The Councils sought two declarations from the Court:

  1. Declaration One: A declaration that the subject matter of the appeal applications comprised an NSIP within the meaning of the 2008 Act; and
  2. Declaration Two: A declaration that the defendant did not have jurisdiction or is otherwise entitled to determine the appeal applications made under the 1990 Act.

The Court considered there to be three issues at stake:

  1. Can and should the court determine whether development consent under the 2008 Act would be required for the projects taken together?
  2. Are the projects an NSIP? The Court held that the answer to this question was no.
  3. If the projects are an NSIP, does the Inspector have jurisdiction to consider the appeals? The Court held that the answer to this question was yes.

The Secretary of State argued that the Court should not answer the first question because it was a matter allocated by the 2008 Act to the Secretary of State in the first instance and he has not yet determined it. Agreeing with the Councils and the Interested Parties, the Court held that the answer to the first question was that it could. Parliament envisaged that the threshold question whether development consent is required might, in some circumstances, have to be determined by the Courts.

The Court went on to determine that the projects did not comprise an NSIP and that the Inspector did have jurisdiction to consider the appeals. The primary reason for the Court’s decision that the projects did not comprise an NSIP focused on the definition of ‘generating station’ and it followed the previous decision in R (Redcar and Cleveland Borough Council) v Secretary of State for Business, Enterprise and Regulatory Reform [2008] EWHC 1847. Applying Redcar, Chamberlain J held that the cables and substation which formed an integral part of the present applications were not an extension to the existing ‘generating station’ at Hulam but the means by which electricity would be transmitted and distributed. In doing so, the Court drew a clear distinction between generation and distribution.

Importantly, at paragraph 47 of his judgment, Chamberlain J identified several criteria which demonstrated that the generating stations were separate and that the Sheraton Farm applications were not an extension of the Hulam Farm solar farm.

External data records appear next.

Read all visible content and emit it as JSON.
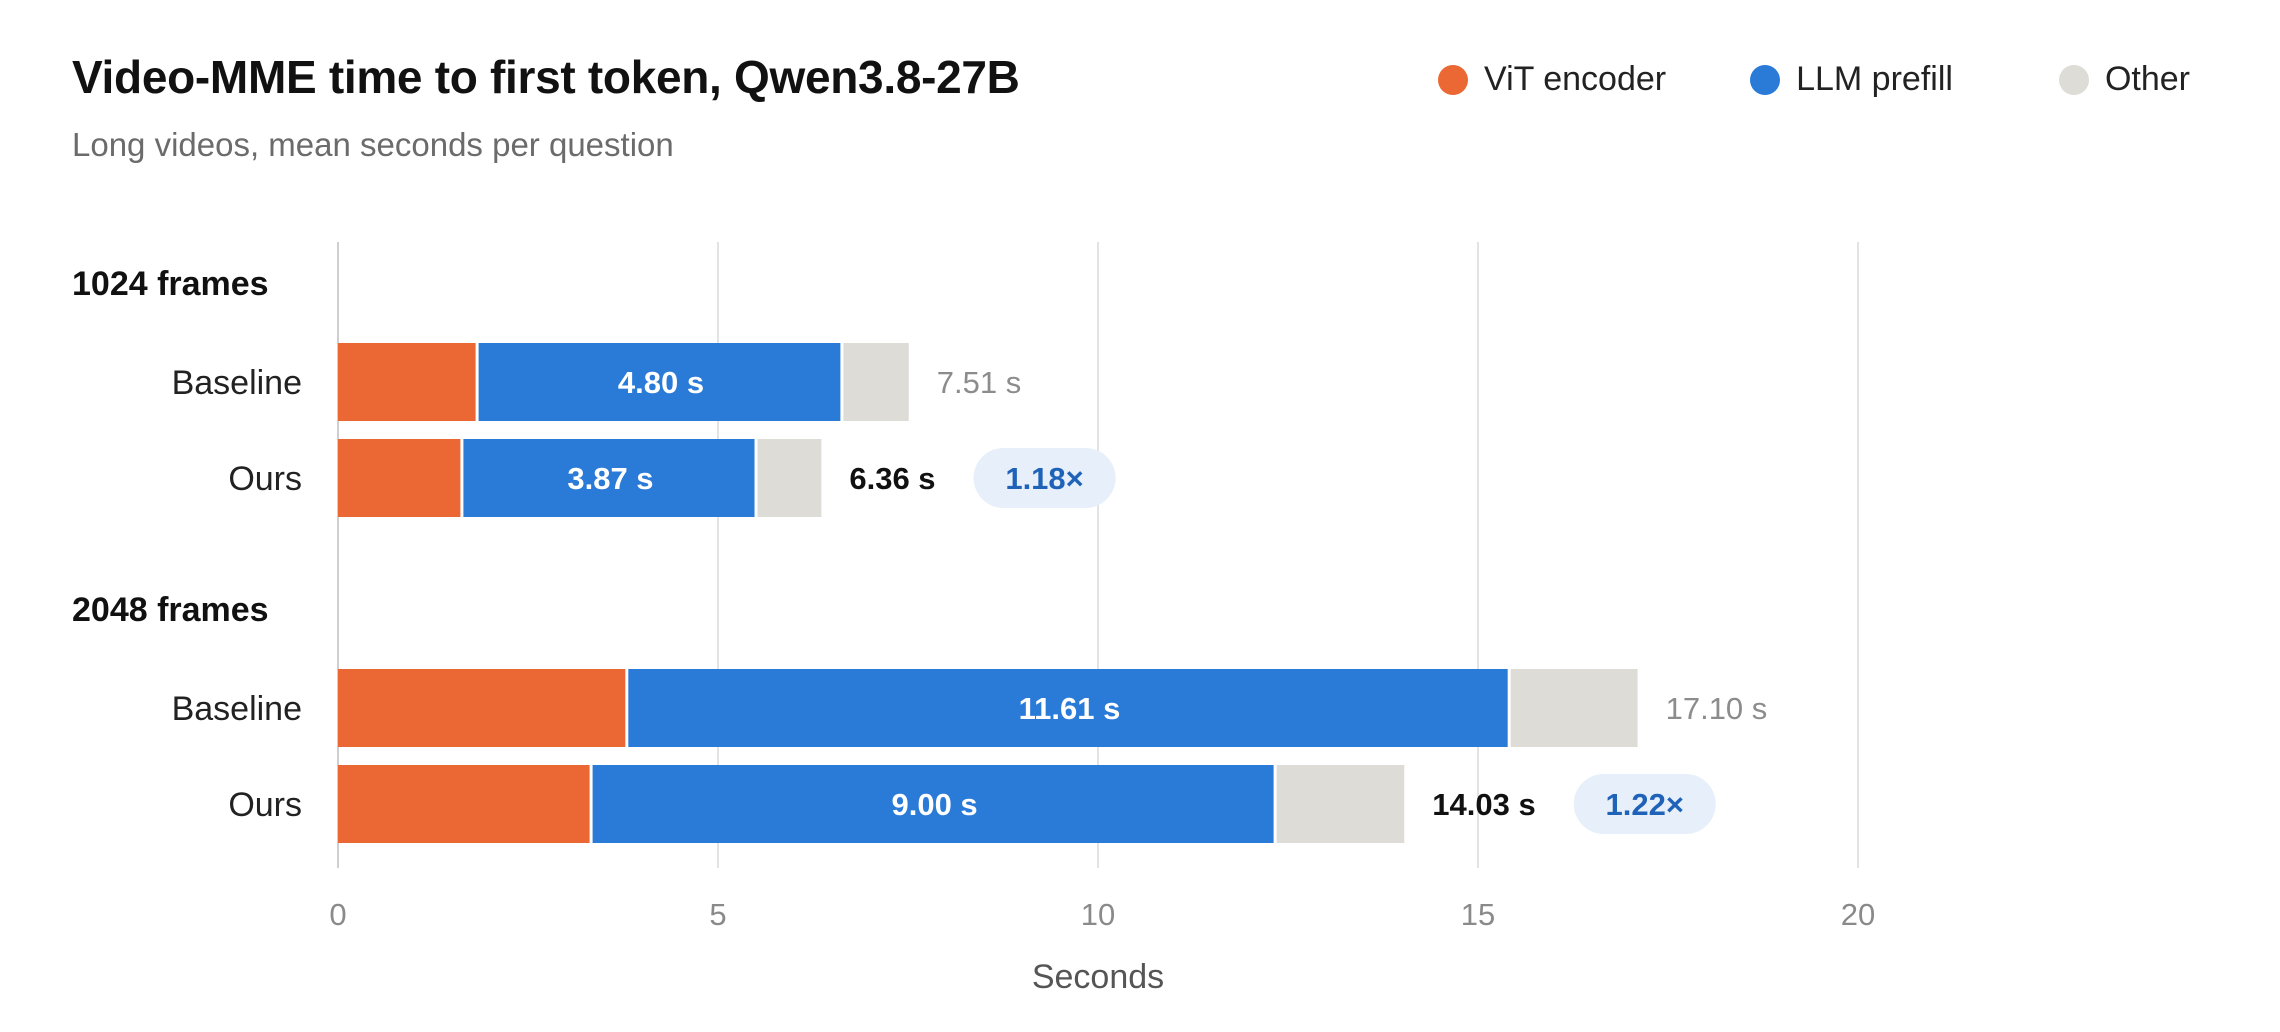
{
  "chart_data": {
    "type": "bar",
    "orientation": "horizontal",
    "stacked": true,
    "title": "Video-MME time to first token, Qwen3.8-27B",
    "subtitle": "Long videos, mean seconds per question",
    "xlabel": "Seconds",
    "xlim": [
      0,
      20
    ],
    "xticks": [
      "0",
      "5",
      "10",
      "15",
      "20"
    ],
    "grid": true,
    "legend_position": "top-right",
    "series": [
      {
        "key": "vit",
        "name": "ViT encoder",
        "color": "#EB6834"
      },
      {
        "key": "llm",
        "name": "LLM prefill",
        "color": "#2A7AD8"
      },
      {
        "key": "other",
        "name": "Other",
        "color": "#DEDCD7"
      }
    ],
    "groups": [
      {
        "label": "1024 frames",
        "bars": [
          {
            "label": "Baseline",
            "vit": 1.85,
            "llm": 4.8,
            "other": 0.86,
            "llm_label": "4.80 s",
            "total_label": "7.51 s",
            "highlight": false,
            "speedup": ""
          },
          {
            "label": "Ours",
            "vit": 1.65,
            "llm": 3.87,
            "other": 0.84,
            "llm_label": "3.87 s",
            "total_label": "6.36 s",
            "highlight": true,
            "speedup": "1.18×"
          }
        ]
      },
      {
        "label": "2048 frames",
        "bars": [
          {
            "label": "Baseline",
            "vit": 3.82,
            "llm": 11.61,
            "other": 1.67,
            "llm_label": "11.61 s",
            "total_label": "17.10 s",
            "highlight": false,
            "speedup": ""
          },
          {
            "label": "Ours",
            "vit": 3.35,
            "llm": 9.0,
            "other": 1.68,
            "llm_label": "9.00 s",
            "total_label": "14.03 s",
            "highlight": true,
            "speedup": "1.22×"
          }
        ]
      }
    ]
  }
}
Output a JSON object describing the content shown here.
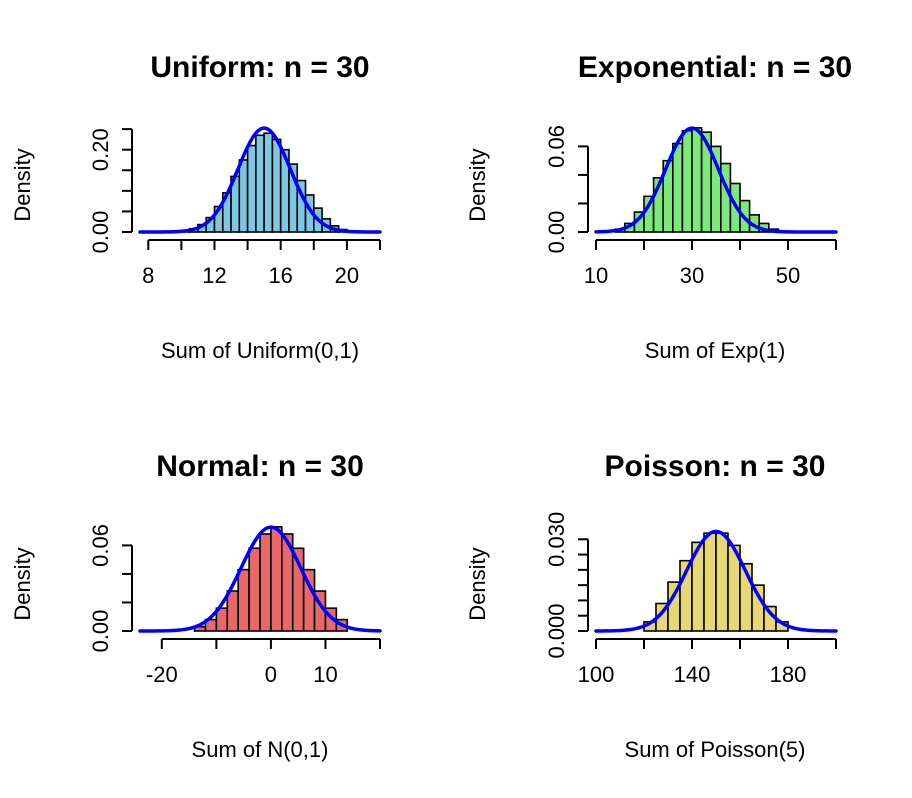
{
  "chart_data": [
    {
      "type": "bar",
      "title": "Uniform: n = 30",
      "xlabel": "Sum of Uniform(0,1)",
      "ylabel": "Density",
      "xlim": [
        7.5,
        22
      ],
      "ylim": [
        0,
        0.26
      ],
      "x_ticks": [
        8,
        10,
        12,
        14,
        16,
        18,
        20,
        22
      ],
      "x_tick_labels": [
        "8",
        "",
        "12",
        "",
        "16",
        "",
        "20",
        ""
      ],
      "y_ticks": [
        0,
        0.05,
        0.1,
        0.15,
        0.2,
        0.25
      ],
      "y_tick_labels": [
        "0.00",
        "",
        "",
        "",
        "0.20",
        ""
      ],
      "bin_edges": [
        10,
        10.5,
        11,
        11.5,
        12,
        12.5,
        13,
        13.5,
        14,
        14.5,
        15,
        15.5,
        16,
        16.5,
        17,
        17.5,
        18,
        18.5,
        19,
        19.5,
        20
      ],
      "densities": [
        0.003,
        0.008,
        0.018,
        0.035,
        0.062,
        0.095,
        0.135,
        0.175,
        0.21,
        0.235,
        0.24,
        0.225,
        0.2,
        0.165,
        0.125,
        0.09,
        0.058,
        0.032,
        0.015,
        0.006
      ],
      "curve": {
        "type": "normal",
        "mean": 15,
        "sd": 1.58
      },
      "bar_color": "#7EC8E3",
      "curve_color": "#0000FF"
    },
    {
      "type": "bar",
      "title": "Exponential: n = 30",
      "xlabel": "Sum of Exp(1)",
      "ylabel": "Density",
      "xlim": [
        10,
        60
      ],
      "ylim": [
        0,
        0.075
      ],
      "x_ticks": [
        10,
        20,
        30,
        40,
        50,
        60
      ],
      "x_tick_labels": [
        "10",
        "",
        "30",
        "",
        "50",
        ""
      ],
      "y_ticks": [
        0,
        0.02,
        0.04,
        0.06
      ],
      "y_tick_labels": [
        "0.00",
        "",
        "",
        "0.06"
      ],
      "bin_edges": [
        14,
        16,
        18,
        20,
        22,
        24,
        26,
        28,
        30,
        32,
        34,
        36,
        38,
        40,
        42,
        44,
        46,
        48
      ],
      "densities": [
        0.002,
        0.006,
        0.014,
        0.025,
        0.038,
        0.05,
        0.062,
        0.071,
        0.073,
        0.07,
        0.06,
        0.048,
        0.034,
        0.022,
        0.012,
        0.006,
        0.002
      ],
      "curve": {
        "type": "normal",
        "mean": 30,
        "sd": 5.48
      },
      "bar_color": "#7CE97A",
      "curve_color": "#0000FF"
    },
    {
      "type": "bar",
      "title": "Normal: n = 30",
      "xlabel": "Sum of N(0,1)",
      "ylabel": "Density",
      "xlim": [
        -24,
        20
      ],
      "ylim": [
        0,
        0.075
      ],
      "x_ticks": [
        -20,
        -10,
        0,
        10,
        20
      ],
      "x_tick_labels": [
        "-20",
        "",
        "0",
        "10",
        ""
      ],
      "y_ticks": [
        0,
        0.02,
        0.04,
        0.06
      ],
      "y_tick_labels": [
        "0.00",
        "",
        "",
        "0.06"
      ],
      "bin_edges": [
        -14,
        -12,
        -10,
        -8,
        -6,
        -4,
        -2,
        0,
        2,
        4,
        6,
        8,
        10,
        12,
        14
      ],
      "densities": [
        0.003,
        0.008,
        0.016,
        0.028,
        0.043,
        0.058,
        0.068,
        0.073,
        0.068,
        0.058,
        0.043,
        0.028,
        0.016,
        0.008
      ],
      "curve": {
        "type": "normal",
        "mean": 0,
        "sd": 5.48
      },
      "bar_color": "#E8686A",
      "curve_color": "#0000FF"
    },
    {
      "type": "bar",
      "title": "Poisson: n = 30",
      "xlabel": "Sum of Poisson(5)",
      "ylabel": "Density",
      "xlim": [
        100,
        200
      ],
      "ylim": [
        0,
        0.035
      ],
      "x_ticks": [
        100,
        120,
        140,
        160,
        180,
        200
      ],
      "x_tick_labels": [
        "100",
        "",
        "140",
        "",
        "180",
        ""
      ],
      "y_ticks": [
        0,
        0.005,
        0.01,
        0.015,
        0.02,
        0.025,
        0.03
      ],
      "y_tick_labels": [
        "0.000",
        "",
        "",
        "",
        "",
        "",
        "0.030"
      ],
      "bin_edges": [
        120,
        125,
        130,
        135,
        140,
        145,
        150,
        155,
        160,
        165,
        170,
        175,
        180
      ],
      "densities": [
        0.003,
        0.009,
        0.016,
        0.023,
        0.029,
        0.032,
        0.032,
        0.028,
        0.022,
        0.015,
        0.008,
        0.003
      ],
      "curve": {
        "type": "normal",
        "mean": 150,
        "sd": 12.25
      },
      "bar_color": "#E8D873",
      "curve_color": "#0000FF"
    }
  ]
}
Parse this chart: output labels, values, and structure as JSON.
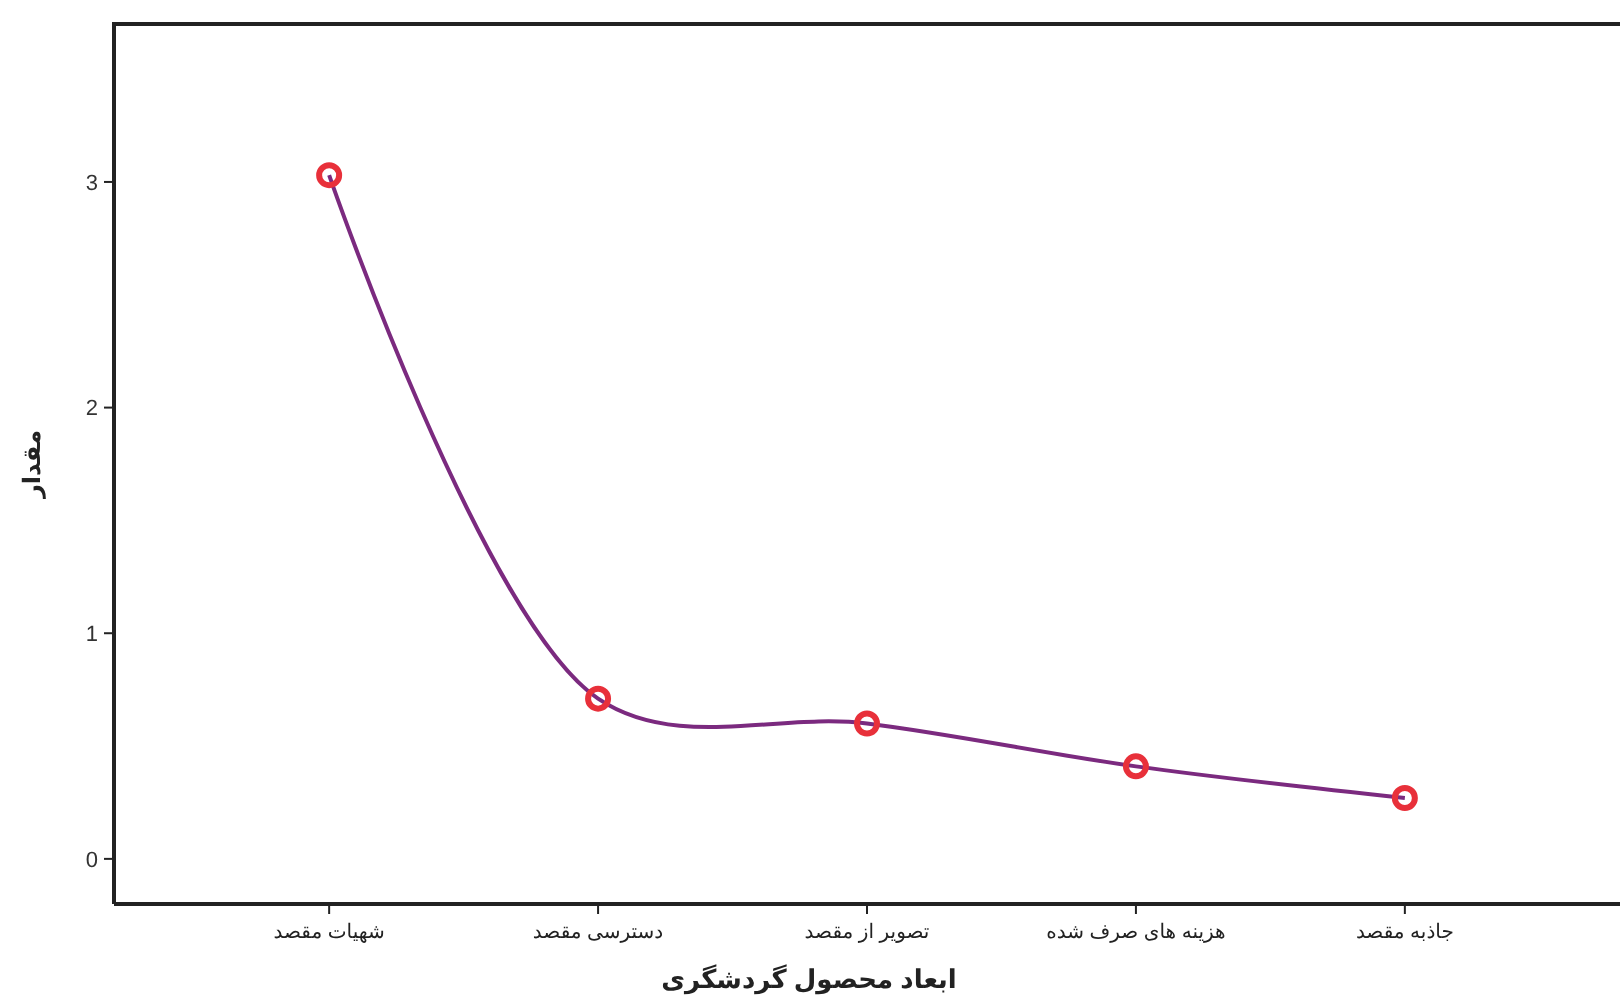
{
  "chart_data": {
    "type": "line",
    "xlabel": "ابعاد محصول گردشگری",
    "ylabel": "مقدار",
    "categories": [
      "شهیات مقصد",
      "دسترسی مقصد",
      "تصویر از مقصد",
      "هزینه های صرف شده",
      "جاذبه مقصد"
    ],
    "series": [
      {
        "color": "#7b2a7f",
        "values": [
          3.03,
          0.71,
          0.6,
          0.41,
          0.27
        ]
      }
    ],
    "ylim": [
      -0.2,
      3.7
    ],
    "yticks": [
      0,
      1,
      2,
      3
    ],
    "marker": "circle",
    "grid": false
  }
}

These criteria were:

  1. the projects were developed separately at different times. This would not be determinative on its own, but it points in the direction of separate stations, other things being equal;
  2. the projects have separate distribution and connection agreements and are separately metered;
  3. the projects could operate independently of each other (both in contractual terms and in terms of physical infrastructure);
  4. the common substation consisted (in reality) of two substations, one for each project;
  5. the substation is part of the apparatus for transmitting and distributing electricity, not generating it. This was also reflected in the proposal that it would be adopted by the distribution network operator in due course; and
  6. the reason for a proposed common cable transmitting electricity from the common substation to the electricity grid is that this arrangement is more efficient, not that the generating capacity of the two solar farms is interconnected.

Such criteria are extremely helpful to developers of energy infrastructure and local planning authorities in determining how projects should be consented. The list is not exhaustive and there may be other criteria to be considered on a case by case basis.

Based on the decision in Redcar, the Interested Parties were always of the view that the claim brought by the Councils was wrong in law. However, the decision is important and welcome in determining the role of the Court in disputes of this nature and in reiterating the distinction between a generating station on the one hand and infrastructure required for distribution or transmission on the other.

David Hardy (Partner at CMS) represented the Interested Parties during the planning appeals and inquiry. Michael Humphries KC of Francis Taylor Building, instructed by CMS, appeared on behalf of the Interested Parties in the High Court. The case citation is [2023] EWHC 1394 (Admin).